Medford Mail Tribune, September 7, 1958, page 18

Callie Palm, October 16, 1960 Medford Mail Tribune, page 9
Mrs. Callie Palm, Long-Time Valley Resident, Dies Here
    Mrs. Callie Palm, 97-year-old early valley resident, died Saturday morning at a local hospital.
    She had been in the hospital about a month.
    Mrs. Palm was born Sept. 3, 1863, in Kenton, Ohio. She came to Medford with her husband, the late Charles W. Palm, in 1887. She celebrated her 95th birthday in her home at 343 South Holly St. Sept. 3, 1958.
    The Palms rented a building on South Front St. where they operated a variety store shortly after they came to Medford. Later Mr. Palm built a small frame structure on the corner of Main and Fir sts. Mrs. Palm still owned the building on that corner. When it was erected, it was the only building west of the Southern Pacific railway tracks. [Possibly the only store building, but it was preceded by the Clarenden Hotel and many residences.]
    When the Palms moved into the building, Mrs. Palm added a millinery stock to the variety store, since she was a trained milliner, and later they disposed of the variety stock. Mrs. Palm was in business for 19 years.
    Later the couple built the home on South Holly st., where Mrs. Palm lived until she entered the hospital.

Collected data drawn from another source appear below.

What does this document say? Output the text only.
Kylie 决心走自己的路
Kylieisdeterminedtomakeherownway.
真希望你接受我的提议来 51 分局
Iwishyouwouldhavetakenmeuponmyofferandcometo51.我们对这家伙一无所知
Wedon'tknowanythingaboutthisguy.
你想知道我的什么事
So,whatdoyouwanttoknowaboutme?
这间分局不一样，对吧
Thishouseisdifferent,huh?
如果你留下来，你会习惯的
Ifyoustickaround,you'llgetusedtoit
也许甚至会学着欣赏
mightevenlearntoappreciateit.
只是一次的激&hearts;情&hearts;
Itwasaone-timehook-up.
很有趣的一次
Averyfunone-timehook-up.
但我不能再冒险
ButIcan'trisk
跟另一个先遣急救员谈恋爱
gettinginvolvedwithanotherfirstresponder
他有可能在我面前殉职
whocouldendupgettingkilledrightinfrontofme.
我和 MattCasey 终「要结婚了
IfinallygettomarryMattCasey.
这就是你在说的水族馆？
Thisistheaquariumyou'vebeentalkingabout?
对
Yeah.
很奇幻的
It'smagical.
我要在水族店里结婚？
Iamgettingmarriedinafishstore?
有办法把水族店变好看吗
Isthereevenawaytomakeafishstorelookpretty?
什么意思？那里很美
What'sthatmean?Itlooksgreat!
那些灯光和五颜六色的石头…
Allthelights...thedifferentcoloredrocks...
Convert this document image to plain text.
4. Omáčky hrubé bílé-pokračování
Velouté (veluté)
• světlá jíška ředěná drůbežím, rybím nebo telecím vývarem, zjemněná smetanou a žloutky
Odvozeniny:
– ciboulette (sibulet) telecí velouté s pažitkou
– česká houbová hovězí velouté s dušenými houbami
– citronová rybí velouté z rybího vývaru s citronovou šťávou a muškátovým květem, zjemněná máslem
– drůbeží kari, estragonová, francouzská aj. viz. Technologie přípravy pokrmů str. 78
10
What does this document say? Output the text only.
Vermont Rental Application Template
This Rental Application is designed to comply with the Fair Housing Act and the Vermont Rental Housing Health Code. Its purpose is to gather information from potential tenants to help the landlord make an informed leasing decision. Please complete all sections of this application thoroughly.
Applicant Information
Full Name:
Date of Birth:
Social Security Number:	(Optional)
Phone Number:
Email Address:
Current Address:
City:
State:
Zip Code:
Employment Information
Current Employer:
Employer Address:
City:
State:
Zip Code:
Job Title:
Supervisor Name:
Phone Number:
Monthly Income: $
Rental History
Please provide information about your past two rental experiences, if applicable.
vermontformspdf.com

    A statue in the library park was erected in Mr. Palm's honor. In recent years Mrs. Palm, a devoted Presbyterian, donated the carillon bells which now sound daily from the United Presbyterian Church.
    Up to her death Mrs. Palm kept an active interest in local, state and national affairs.
    Funeral services will be held at 3 p.m. Tuesday at the First Presbyterian Church. The Rev. D. Kirkland West will officiate. Chapel Mortuary is in charge of arrangements.